Ted Koppel conducted the interviews for CBS. He asked the mayor of Mount Airy about the political sentiments of the visiting tourists, and the mayor diplomatically allowed that the prevailing attitudes in town might lean less towards Biden and more towards Trump. Then Mr. Koppel interviewed some of the tourists on a tour bus, perfect well behaved and law-abiding, middle-class citizens as you might expect. Most of the group said nothing, but a few did express their feelings. Some jumped at the chance. Mr. Koppel asked if they thought the last presidential election had been fair. Two or three people spoke up and said they did not, and one asserted vehemently that there had been “lots of voter fraud”. Mr. Koppel asked about the January 6th. Incident at the capital. Everybody who spoke seemed to think that riot had been somehow excusable especially, one man said, because of all the rioting and burning that takes place “every day” in America. Mr. Koppel asked how they felt about journalists like himself, and a woman stated that the media was seen by her as somehow being enemies of her way of life or words to that effect.
It’s always best to take a long view and avoid commenting directly on political figures like Biden or Trump. In that way, we stay clear of the current political theater that has so many good Americans at war with each other, and we may safely leave Donald Trump’s policies to be judged by history. However, his demeanor and its effects on his supporters may fairly be judged by us. Donald Trump’s combative style is unhelpful. His pugilistic personality has been forged in all the financial and legal battles he has faced in the past forty years. If someone sued him, he invariably counter-sued.

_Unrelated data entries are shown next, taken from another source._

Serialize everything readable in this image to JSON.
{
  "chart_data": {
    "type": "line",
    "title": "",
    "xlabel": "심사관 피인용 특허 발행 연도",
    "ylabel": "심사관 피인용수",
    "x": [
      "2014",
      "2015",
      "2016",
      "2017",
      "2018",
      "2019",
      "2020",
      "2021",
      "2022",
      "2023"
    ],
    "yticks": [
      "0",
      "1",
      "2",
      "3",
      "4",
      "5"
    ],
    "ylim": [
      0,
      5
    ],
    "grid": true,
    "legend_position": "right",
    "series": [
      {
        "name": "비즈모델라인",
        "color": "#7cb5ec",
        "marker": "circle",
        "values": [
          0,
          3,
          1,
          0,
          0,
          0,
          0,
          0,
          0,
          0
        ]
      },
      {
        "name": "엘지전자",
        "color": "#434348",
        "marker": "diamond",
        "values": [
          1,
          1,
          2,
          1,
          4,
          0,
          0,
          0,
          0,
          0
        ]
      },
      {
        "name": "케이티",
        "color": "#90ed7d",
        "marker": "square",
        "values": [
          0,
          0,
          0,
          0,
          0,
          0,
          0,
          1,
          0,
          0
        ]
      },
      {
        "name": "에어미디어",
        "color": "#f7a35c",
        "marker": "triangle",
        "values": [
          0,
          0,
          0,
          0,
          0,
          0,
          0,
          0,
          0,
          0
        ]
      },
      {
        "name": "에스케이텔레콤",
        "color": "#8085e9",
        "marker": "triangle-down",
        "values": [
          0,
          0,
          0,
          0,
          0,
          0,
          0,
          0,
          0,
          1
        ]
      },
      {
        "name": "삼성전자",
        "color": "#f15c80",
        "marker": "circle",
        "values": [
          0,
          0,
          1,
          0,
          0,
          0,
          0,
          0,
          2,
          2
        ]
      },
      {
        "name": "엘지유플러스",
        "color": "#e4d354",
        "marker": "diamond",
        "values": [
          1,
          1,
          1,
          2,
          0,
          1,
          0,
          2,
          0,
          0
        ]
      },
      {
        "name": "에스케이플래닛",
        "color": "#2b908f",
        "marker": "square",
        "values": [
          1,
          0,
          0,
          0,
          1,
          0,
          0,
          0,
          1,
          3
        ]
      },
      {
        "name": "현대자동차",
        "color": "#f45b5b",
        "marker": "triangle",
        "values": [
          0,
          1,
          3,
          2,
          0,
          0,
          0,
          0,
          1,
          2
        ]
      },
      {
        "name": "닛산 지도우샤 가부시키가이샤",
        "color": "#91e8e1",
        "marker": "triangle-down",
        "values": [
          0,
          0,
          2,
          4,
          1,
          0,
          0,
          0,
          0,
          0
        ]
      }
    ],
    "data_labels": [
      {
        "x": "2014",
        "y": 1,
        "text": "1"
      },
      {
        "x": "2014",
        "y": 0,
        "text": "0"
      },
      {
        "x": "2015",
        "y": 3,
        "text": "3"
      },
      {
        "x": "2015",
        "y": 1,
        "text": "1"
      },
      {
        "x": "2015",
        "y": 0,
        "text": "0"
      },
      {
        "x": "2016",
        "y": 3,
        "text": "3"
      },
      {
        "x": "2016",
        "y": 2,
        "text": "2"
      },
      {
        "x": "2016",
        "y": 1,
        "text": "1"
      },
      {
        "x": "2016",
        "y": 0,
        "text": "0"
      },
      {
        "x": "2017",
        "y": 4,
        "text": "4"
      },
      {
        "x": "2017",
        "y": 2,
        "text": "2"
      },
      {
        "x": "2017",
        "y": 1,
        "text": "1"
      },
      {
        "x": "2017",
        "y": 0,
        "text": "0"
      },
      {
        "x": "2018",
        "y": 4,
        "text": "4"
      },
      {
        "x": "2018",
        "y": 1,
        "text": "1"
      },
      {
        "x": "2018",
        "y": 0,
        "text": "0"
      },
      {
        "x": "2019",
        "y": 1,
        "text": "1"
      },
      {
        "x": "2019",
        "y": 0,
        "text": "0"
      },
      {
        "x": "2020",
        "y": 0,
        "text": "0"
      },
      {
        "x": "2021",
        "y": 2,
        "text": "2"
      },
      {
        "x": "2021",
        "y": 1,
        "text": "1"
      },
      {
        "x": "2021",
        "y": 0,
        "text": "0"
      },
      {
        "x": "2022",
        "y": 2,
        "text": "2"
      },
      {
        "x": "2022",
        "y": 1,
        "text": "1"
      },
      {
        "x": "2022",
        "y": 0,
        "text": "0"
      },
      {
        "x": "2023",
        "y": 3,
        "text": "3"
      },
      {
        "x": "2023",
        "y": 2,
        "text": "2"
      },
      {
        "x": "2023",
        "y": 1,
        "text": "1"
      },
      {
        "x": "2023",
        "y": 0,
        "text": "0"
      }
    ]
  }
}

We may sympathize with that approach to some extent. It is often ineffective to enable our detractors by simply turning the other cheek. It’s sometimes more effective to give back what you get, kindness for kindness, lawsuit for lawsuit. This is known as the Platinum Rule. But the concept can certainly be overused and overdone. It requires thoughtful and judicious usage.

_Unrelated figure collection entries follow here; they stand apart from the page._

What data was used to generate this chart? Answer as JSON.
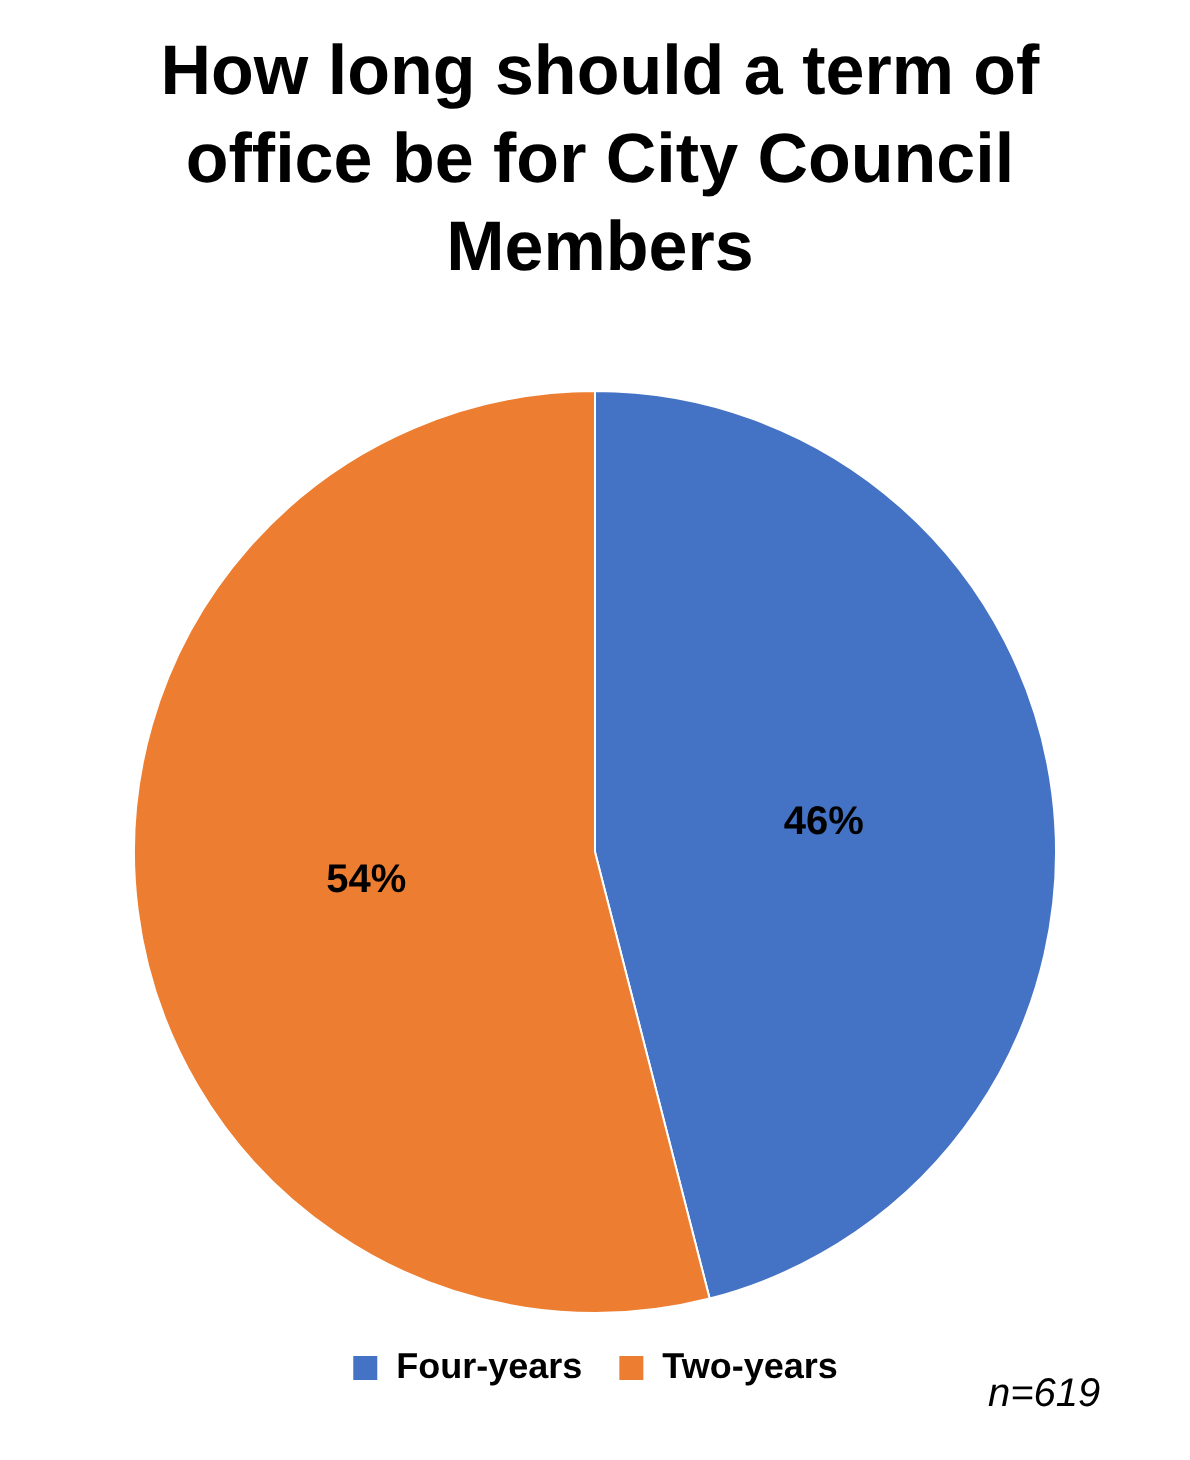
{
  "chart_data": {
    "type": "pie",
    "title": "How long should a term of office be for City Council Members",
    "categories": [
      "Four-years",
      "Two-years"
    ],
    "values": [
      46,
      54
    ],
    "colors": [
      "#4472c4",
      "#ed7d31"
    ],
    "value_labels": [
      "46%",
      "54%"
    ],
    "legend": "bottom",
    "annotations": [
      "n=619"
    ]
  }
}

The problem is that Donald Trump seems to have somehow ingrained the impulse to lash out into all levels of American society, the highest and the lowest, even in situations in which the Golden Rule would work even better and be more effective. In politics and polite society, a more diplomatic and conciliatory approach is often required.

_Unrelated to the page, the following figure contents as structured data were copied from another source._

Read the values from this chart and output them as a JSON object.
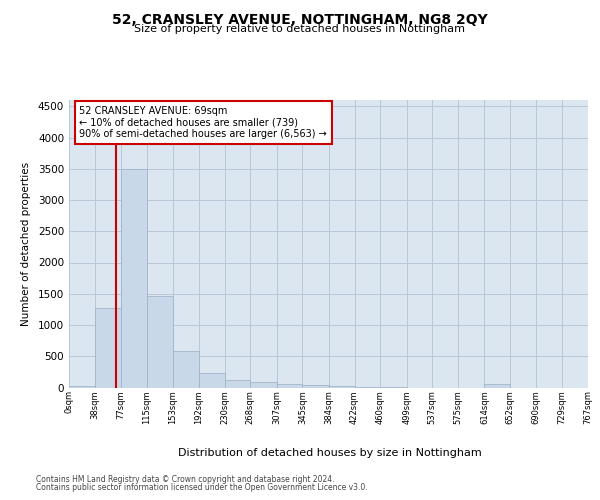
{
  "title": "52, CRANSLEY AVENUE, NOTTINGHAM, NG8 2QY",
  "subtitle": "Size of property relative to detached houses in Nottingham",
  "xlabel": "Distribution of detached houses by size in Nottingham",
  "ylabel": "Number of detached properties",
  "footnote1": "Contains HM Land Registry data © Crown copyright and database right 2024.",
  "footnote2": "Contains public sector information licensed under the Open Government Licence v3.0.",
  "property_size": 69,
  "annotation_text": "52 CRANSLEY AVENUE: 69sqm\n← 10% of detached houses are smaller (739)\n90% of semi-detached houses are larger (6,563) →",
  "bin_edges": [
    0,
    38,
    77,
    115,
    153,
    192,
    230,
    268,
    307,
    345,
    384,
    422,
    460,
    499,
    537,
    575,
    614,
    652,
    690,
    729,
    767
  ],
  "bar_heights": [
    30,
    1270,
    3500,
    1460,
    590,
    230,
    120,
    85,
    60,
    40,
    20,
    10,
    5,
    0,
    0,
    0,
    50,
    0,
    0,
    0
  ],
  "bar_color": "#c8d8e8",
  "bar_edge_color": "#9ab0c4",
  "grid_color": "#b8c8d8",
  "bg_color": "#dce6f0",
  "line_color": "#cc0000",
  "annotation_box_color": "#cc0000",
  "ylim": [
    0,
    4600
  ],
  "yticks": [
    0,
    500,
    1000,
    1500,
    2000,
    2500,
    3000,
    3500,
    4000,
    4500
  ]
}
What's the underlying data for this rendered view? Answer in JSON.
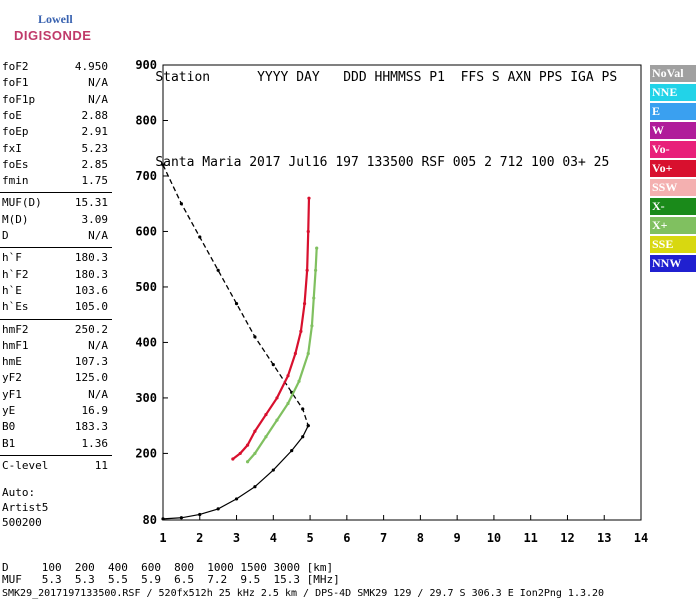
{
  "logo": {
    "line1": "Lowell",
    "line2": "DIGISONDE"
  },
  "header": {
    "labels": [
      "Station",
      "YYYY",
      "DAY",
      "DDD",
      "HHMMSS",
      "P1",
      "FFS",
      "S",
      "AXN",
      "PPS",
      "IGA",
      "PS"
    ],
    "values": [
      "Santa Maria",
      "2017",
      "Jul16",
      "197",
      "133500",
      "RSF",
      "005",
      "2",
      "712",
      "100",
      "03+",
      "25"
    ]
  },
  "params": [
    {
      "key": "foF2",
      "value": "4.950"
    },
    {
      "key": "foF1",
      "value": "N/A"
    },
    {
      "key": "foF1p",
      "value": "N/A"
    },
    {
      "key": "foE",
      "value": "2.88"
    },
    {
      "key": "foEp",
      "value": "2.91"
    },
    {
      "key": "fxI",
      "value": "5.23"
    },
    {
      "key": "foEs",
      "value": "2.85"
    },
    {
      "key": "fmin",
      "value": "1.75"
    },
    {
      "key": "MUF(D)",
      "value": "15.31"
    },
    {
      "key": "M(D)",
      "value": "3.09"
    },
    {
      "key": "D",
      "value": "N/A"
    },
    {
      "key": "h`F",
      "value": "180.3"
    },
    {
      "key": "h`F2",
      "value": "180.3"
    },
    {
      "key": "h`E",
      "value": "103.6"
    },
    {
      "key": "h`Es",
      "value": "105.0"
    },
    {
      "key": "hmF2",
      "value": "250.2"
    },
    {
      "key": "hmF1",
      "value": "N/A"
    },
    {
      "key": "hmE",
      "value": "107.3"
    },
    {
      "key": "yF2",
      "value": "125.0"
    },
    {
      "key": "yF1",
      "value": "N/A"
    },
    {
      "key": "yE",
      "value": "16.9"
    },
    {
      "key": "B0",
      "value": "183.3"
    },
    {
      "key": "B1",
      "value": "1.36"
    },
    {
      "key": "C-level",
      "value": "11"
    }
  ],
  "auto": {
    "line1": "Auto:",
    "line2": "Artist5",
    "line3": "500200"
  },
  "legend": [
    {
      "label": "NoVal",
      "color": "#a0a0a0"
    },
    {
      "label": "NNE",
      "color": "#22d3e8"
    },
    {
      "label": "E",
      "color": "#3aa0f0"
    },
    {
      "label": "W",
      "color": "#b01c9a"
    },
    {
      "label": "Vo-",
      "color": "#e8207a"
    },
    {
      "label": "Vo+",
      "color": "#d8102e"
    },
    {
      "label": "SSW",
      "color": "#f4b0b0"
    },
    {
      "label": "X-",
      "color": "#1a8a1a"
    },
    {
      "label": "X+",
      "color": "#80c060"
    },
    {
      "label": "SSE",
      "color": "#d8d810"
    },
    {
      "label": "NNW",
      "color": "#2020d0"
    }
  ],
  "footer": {
    "line1": "D     100  200  400  600  800  1000 1500 3000 [km]",
    "line2": "MUF   5.3  5.3  5.5  5.9  6.5  7.2  9.5  15.3 [MHz]",
    "line3": "SMK29_2017197133500.RSF / 520fx512h 25 kHz 2.5 km / DPS-4D SMK29 129 / 29.7 S 306.3 E Ion2Png 1.3.20"
  },
  "chart_data": {
    "type": "scatter",
    "xlabel": "",
    "ylabel": "",
    "xlim": [
      1,
      14
    ],
    "ylim": [
      80,
      900
    ],
    "xticks": [
      1,
      2,
      3,
      4,
      5,
      6,
      7,
      8,
      9,
      10,
      11,
      12,
      13,
      14
    ],
    "yticks": [
      80,
      200,
      300,
      400,
      500,
      600,
      700,
      800,
      900
    ],
    "trace_O": {
      "name": "Vo+",
      "color": "#d8102e",
      "x": [
        2.9,
        3.1,
        3.3,
        3.5,
        3.8,
        4.1,
        4.4,
        4.6,
        4.75,
        4.85,
        4.92,
        4.95,
        4.97
      ],
      "y": [
        190,
        200,
        215,
        240,
        270,
        300,
        340,
        380,
        420,
        470,
        530,
        600,
        660
      ]
    },
    "trace_X": {
      "name": "X+",
      "color": "#80c060",
      "x": [
        3.3,
        3.5,
        3.8,
        4.1,
        4.4,
        4.7,
        4.95,
        5.05,
        5.1,
        5.15,
        5.18
      ],
      "y": [
        185,
        200,
        230,
        260,
        290,
        330,
        380,
        430,
        480,
        530,
        570
      ]
    },
    "profile": {
      "name": "",
      "x": [
        1.0,
        1.5,
        2.0,
        2.5,
        3.0,
        3.5,
        4.0,
        4.5,
        4.8,
        4.95
      ],
      "y": [
        720,
        650,
        590,
        530,
        470,
        410,
        360,
        310,
        280,
        250
      ]
    },
    "muf_curve": {
      "name": "",
      "x": [
        1.0,
        1.5,
        2.0,
        2.5,
        3.0,
        3.5,
        4.0,
        4.5,
        4.8,
        4.95
      ],
      "y": [
        82,
        84,
        90,
        100,
        118,
        140,
        170,
        205,
        230,
        250
      ]
    }
  }
}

These days, instead of accepting our neighbors for who they are (flaws and all), many people, on both sides of the political spectrum, have taken Donald Trump’s lead too much to heart. They express disdain every time they see the merest hint of anything with which they do not agree. Take, for example, the way many, on both sides of the political spectrum, have weaponized the word “agenda”. Anything they don’t like is demonized as being part of some hypothetically “agenda”.
Proposed: Let’s let everybody have their opinions and cut each other some slack. At the very least, when meeting with a disagreeable person, pick up a fishing pole and walk away whistling the show’s theme song. Or, as a first step, why not get together with our neighbors and watch some Mayberry reruns? Mayberry was a comedy after all.
Here’s an idea. For a really good laugh let’s imagine Donald Trump in Mayberry. He probably would have been civil and considerate of Aunt Bea’s feelings, but just imagine him being stuck there for an extended stay, like for a summer vacation. That would have made a good episode, but at the end of the episode, Donald Trump would have had to learn a few things about humility.
Policies matter.
And the sometimes flawed and overly sensitive reactions to those policies often seem to matter even more these days.